Just across the Hudson in Jersey City there’s a seemingly abandoned auto repair shop covered in graffiti art. Its entire exterior is doused with spray painted characters and letters that appear to explode off the wall in vibrant shapes and colors. And it doesn’t stop there. (Click gallery above to see every piece.)
Scores of meticulously spaced graffiti pieces can be found inside of the 22,000-square-foot building as well. The former Pep Boys station — which has been stripped of all its lifts and equipment — has been fully transformed into a sprawling urban arts gallery as part of a soon-to-open group show called “Demolition Exhibition.” It features work from over 100 artists across several generations and continents. The exhibit with too many names to list is the brainchild of Green Villain, a scrappy production company founded by Jersey City-native Greg Edgell, which also boasts a record label and a regional murals program. For a little over a month, the 27-year-old has been inviting writers to come and paint the space before it’s demolished as part of massive a new development project.
Edgell has a particular connection to this spot. In 2014, when Pep Boys was still doing oil changes and checking tires, he convinced a regional manager to let him curate the rear facade of the building facing the light rail tracks. He rounded up a crew of artists who enthusiastically obliged. Recently, when it was announced that the shop would be shuttered and then razed, he asked the auto repair chain if he could expand the project and they agreed. “This past April we were given permission to paint the full 360 degrees around the building, top to bottom,” explains Edgell.
Still not content with the amount of aerosol, he decided to go all in and ask the new property owners if the inside of the soon-to-be knocked down building could be painted as well. Edgell also wanted to throw an event there and send it off in style. He said they kicked in about $7,500, all of which was quickly eaten up by the hard costs associated with throwing a big party. When I asked him about the gentrifying factor in all of this, he didn’t shy away from the question, and admitted it’s “a bit of a double-edged sword.”
“There’s a duality,” said Edgell. “Maybe developers are taking advantage in some way of this niche subculture, but at that same point, these artists are getting to promote themselves and be a part of something they would have never been a part of.”
None of the artists were paid and don’t seem to care.
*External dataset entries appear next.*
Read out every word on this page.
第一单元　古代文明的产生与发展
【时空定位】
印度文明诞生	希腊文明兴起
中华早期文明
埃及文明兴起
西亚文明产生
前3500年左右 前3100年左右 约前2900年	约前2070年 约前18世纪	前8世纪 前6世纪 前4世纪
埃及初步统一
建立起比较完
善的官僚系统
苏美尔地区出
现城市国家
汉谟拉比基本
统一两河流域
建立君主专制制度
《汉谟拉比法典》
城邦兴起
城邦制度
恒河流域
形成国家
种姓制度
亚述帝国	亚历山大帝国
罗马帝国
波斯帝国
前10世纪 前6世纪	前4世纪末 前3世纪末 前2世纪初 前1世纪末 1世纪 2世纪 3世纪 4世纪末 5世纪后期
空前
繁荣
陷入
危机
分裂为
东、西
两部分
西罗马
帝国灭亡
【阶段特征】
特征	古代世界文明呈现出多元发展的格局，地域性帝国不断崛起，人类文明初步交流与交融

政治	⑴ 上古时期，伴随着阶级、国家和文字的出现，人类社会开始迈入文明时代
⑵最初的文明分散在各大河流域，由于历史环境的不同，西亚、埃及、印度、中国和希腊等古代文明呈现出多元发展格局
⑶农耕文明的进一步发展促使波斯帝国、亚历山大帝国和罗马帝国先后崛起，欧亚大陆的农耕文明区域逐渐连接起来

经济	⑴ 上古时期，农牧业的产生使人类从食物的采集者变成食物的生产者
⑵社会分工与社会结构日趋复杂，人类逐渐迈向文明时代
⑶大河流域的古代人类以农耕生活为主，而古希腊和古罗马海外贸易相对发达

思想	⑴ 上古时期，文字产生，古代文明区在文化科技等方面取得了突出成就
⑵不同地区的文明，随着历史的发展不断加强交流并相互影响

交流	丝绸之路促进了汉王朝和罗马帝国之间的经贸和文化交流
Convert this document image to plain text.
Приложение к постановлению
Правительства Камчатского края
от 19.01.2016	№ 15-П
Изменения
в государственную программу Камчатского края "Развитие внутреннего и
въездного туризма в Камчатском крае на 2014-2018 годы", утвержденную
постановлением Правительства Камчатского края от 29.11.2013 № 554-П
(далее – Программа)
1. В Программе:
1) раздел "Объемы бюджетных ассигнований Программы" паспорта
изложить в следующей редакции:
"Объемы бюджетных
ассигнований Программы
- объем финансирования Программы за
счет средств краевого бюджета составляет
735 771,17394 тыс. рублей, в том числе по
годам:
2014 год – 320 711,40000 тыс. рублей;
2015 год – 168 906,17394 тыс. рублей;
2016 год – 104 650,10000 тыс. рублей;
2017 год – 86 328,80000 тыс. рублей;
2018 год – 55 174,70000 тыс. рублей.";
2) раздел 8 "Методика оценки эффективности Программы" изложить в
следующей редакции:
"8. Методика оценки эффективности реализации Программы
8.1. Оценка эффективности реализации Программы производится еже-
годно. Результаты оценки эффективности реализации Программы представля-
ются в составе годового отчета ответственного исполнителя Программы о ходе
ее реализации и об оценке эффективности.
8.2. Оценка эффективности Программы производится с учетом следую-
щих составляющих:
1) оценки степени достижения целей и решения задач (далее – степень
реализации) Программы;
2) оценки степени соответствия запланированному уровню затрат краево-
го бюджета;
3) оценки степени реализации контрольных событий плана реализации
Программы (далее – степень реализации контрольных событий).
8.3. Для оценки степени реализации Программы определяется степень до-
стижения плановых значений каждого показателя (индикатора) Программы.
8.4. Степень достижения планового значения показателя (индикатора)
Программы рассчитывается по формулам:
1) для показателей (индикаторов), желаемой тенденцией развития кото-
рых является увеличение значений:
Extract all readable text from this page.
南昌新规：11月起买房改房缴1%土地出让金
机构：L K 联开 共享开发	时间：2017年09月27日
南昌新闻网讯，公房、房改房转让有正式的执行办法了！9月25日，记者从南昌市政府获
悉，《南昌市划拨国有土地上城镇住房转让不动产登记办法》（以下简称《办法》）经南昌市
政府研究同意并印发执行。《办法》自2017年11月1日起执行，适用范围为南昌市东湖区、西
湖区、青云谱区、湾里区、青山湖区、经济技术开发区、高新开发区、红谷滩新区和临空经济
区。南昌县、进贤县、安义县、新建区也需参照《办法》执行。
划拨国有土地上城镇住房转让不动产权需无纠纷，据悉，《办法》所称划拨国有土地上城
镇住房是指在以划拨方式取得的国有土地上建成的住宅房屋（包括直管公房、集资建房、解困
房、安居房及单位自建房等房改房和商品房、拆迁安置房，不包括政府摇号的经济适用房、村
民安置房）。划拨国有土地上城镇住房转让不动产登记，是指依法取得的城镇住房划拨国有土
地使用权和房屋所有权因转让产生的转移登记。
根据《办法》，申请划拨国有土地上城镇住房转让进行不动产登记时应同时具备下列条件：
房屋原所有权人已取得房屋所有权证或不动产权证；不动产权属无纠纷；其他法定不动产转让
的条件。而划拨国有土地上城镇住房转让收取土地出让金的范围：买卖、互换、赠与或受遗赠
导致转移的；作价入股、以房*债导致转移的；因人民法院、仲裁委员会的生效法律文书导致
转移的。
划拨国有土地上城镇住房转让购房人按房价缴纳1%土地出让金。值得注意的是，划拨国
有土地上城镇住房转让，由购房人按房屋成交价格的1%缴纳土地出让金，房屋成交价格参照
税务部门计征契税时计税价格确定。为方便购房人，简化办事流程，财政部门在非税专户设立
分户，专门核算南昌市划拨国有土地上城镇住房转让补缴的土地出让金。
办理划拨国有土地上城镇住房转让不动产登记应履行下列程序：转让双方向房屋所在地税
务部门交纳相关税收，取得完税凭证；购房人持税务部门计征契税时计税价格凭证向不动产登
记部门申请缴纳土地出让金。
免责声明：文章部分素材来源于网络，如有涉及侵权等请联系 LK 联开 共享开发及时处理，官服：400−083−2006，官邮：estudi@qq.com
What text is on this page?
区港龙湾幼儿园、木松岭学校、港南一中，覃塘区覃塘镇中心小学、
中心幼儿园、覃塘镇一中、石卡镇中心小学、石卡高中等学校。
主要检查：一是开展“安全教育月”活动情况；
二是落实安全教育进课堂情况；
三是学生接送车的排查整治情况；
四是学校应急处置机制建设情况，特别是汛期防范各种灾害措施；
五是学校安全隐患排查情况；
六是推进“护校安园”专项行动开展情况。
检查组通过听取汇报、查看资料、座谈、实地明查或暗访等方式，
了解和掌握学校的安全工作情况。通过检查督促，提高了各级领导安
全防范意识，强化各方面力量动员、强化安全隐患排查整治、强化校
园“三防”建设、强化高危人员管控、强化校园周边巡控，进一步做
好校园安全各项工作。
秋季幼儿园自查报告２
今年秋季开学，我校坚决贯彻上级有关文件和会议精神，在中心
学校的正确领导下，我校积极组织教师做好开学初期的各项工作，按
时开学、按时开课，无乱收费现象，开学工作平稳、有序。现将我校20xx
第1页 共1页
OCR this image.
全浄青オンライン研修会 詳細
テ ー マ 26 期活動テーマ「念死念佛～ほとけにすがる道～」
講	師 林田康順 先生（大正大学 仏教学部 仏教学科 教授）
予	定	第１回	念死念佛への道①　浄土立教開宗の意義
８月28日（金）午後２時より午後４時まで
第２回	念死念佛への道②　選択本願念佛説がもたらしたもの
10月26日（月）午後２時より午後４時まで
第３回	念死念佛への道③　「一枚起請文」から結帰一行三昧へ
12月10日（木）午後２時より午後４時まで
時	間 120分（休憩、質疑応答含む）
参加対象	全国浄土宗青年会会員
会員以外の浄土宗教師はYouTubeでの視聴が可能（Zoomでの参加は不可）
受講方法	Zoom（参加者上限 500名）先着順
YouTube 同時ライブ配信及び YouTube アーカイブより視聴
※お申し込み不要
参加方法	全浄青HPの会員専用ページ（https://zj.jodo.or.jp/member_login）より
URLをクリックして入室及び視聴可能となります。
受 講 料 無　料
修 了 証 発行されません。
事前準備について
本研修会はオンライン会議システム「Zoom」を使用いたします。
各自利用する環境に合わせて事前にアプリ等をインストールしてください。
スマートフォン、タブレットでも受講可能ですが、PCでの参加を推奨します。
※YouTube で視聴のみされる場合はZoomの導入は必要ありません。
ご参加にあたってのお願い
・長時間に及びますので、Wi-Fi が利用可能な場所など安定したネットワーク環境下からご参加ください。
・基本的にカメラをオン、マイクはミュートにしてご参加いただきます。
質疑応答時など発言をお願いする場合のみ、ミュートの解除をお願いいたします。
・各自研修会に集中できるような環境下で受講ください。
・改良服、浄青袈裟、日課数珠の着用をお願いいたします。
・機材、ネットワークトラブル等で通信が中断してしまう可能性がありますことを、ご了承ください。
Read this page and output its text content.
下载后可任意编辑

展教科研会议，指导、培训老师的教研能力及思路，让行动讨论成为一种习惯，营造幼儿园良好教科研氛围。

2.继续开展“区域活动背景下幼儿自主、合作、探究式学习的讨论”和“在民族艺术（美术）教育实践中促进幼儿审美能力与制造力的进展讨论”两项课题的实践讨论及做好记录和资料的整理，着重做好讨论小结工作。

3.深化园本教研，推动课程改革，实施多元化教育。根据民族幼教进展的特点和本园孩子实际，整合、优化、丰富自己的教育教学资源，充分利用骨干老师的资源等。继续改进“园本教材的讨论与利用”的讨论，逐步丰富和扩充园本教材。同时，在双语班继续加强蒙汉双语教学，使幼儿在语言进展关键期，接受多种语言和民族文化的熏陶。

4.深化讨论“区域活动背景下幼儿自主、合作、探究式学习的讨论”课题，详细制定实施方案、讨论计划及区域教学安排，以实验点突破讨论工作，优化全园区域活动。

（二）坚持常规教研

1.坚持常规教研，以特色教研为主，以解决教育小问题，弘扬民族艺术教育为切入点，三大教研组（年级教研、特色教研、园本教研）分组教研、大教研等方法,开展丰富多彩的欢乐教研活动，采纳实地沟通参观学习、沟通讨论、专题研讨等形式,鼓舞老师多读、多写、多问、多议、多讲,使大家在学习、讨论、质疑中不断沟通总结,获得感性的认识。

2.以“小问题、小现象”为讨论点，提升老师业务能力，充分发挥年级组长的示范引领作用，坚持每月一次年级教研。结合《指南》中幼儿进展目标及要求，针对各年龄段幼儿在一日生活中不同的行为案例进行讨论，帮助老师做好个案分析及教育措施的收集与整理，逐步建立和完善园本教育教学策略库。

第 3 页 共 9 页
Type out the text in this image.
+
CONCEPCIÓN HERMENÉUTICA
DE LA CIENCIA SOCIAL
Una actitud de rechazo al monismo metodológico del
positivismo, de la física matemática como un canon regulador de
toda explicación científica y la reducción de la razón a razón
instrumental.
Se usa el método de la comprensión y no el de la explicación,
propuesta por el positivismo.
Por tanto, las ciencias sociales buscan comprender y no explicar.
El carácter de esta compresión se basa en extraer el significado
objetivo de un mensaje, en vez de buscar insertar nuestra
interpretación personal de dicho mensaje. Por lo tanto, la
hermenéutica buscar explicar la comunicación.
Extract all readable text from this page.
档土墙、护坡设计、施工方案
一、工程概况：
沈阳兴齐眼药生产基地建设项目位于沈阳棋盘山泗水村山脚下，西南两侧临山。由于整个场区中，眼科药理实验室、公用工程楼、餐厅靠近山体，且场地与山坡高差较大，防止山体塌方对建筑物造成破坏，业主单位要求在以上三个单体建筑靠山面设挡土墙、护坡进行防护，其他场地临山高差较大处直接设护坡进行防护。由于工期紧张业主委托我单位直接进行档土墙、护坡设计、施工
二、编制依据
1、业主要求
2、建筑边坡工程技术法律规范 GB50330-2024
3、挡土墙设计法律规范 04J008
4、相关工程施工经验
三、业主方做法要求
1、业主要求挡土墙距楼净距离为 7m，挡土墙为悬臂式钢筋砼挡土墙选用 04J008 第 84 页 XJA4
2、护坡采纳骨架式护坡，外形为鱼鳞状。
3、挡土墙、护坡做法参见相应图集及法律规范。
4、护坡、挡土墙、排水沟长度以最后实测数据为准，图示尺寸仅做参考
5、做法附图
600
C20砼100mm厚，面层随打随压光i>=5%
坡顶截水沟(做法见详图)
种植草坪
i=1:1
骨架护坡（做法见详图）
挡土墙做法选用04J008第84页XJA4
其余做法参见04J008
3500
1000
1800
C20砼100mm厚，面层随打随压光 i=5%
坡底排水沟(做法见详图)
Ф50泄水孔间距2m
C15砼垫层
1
Graffiti writer LOSER of the well known AIDS crew said he started actively writing his name in 1997 and for him there were two major motivations for doing the show: “Green Villain and the love of painting.” When I asked if he thought the developer was getting over, he replied: “Everybody is getting over somehow, some way.” Another local writer, NARK, doesn’t think there’s an issue with the property owners. He’s just glad to see the general “acceptance of murals.” Urban artist Jahan Loh from Singapore is into the “semi permanence” of the show. He also sees opportunity in new development. “Commerce is the main driving force of all urban areas, and one building down with one new one up means a fresh new canvas,” said Loh. It’s a sentiment that graffiti veteran SPOT echoes. “I’ve painted condos before where they wanted artist to paint,” he said. “So, hopefully this can inspire them and who knows maybe they’ll build a place for us to paint somewhere on the development.”
Edgell readily admits that the property owners are “getting over,” but he’s looking towards the future. “The bottom line is that I’m looking to use examples of this type of work to continue to do stuff like this whether it be with developers, the public sector, non-profits, city officials, or small businesses or brands. I now have a repertoire with all these artists and now I can hopefully pass jobs their way.”
“Demolition Exhibition” opens Saturday from 12pm – 8PM and is located at 410 Marin Blvd in Jersey City.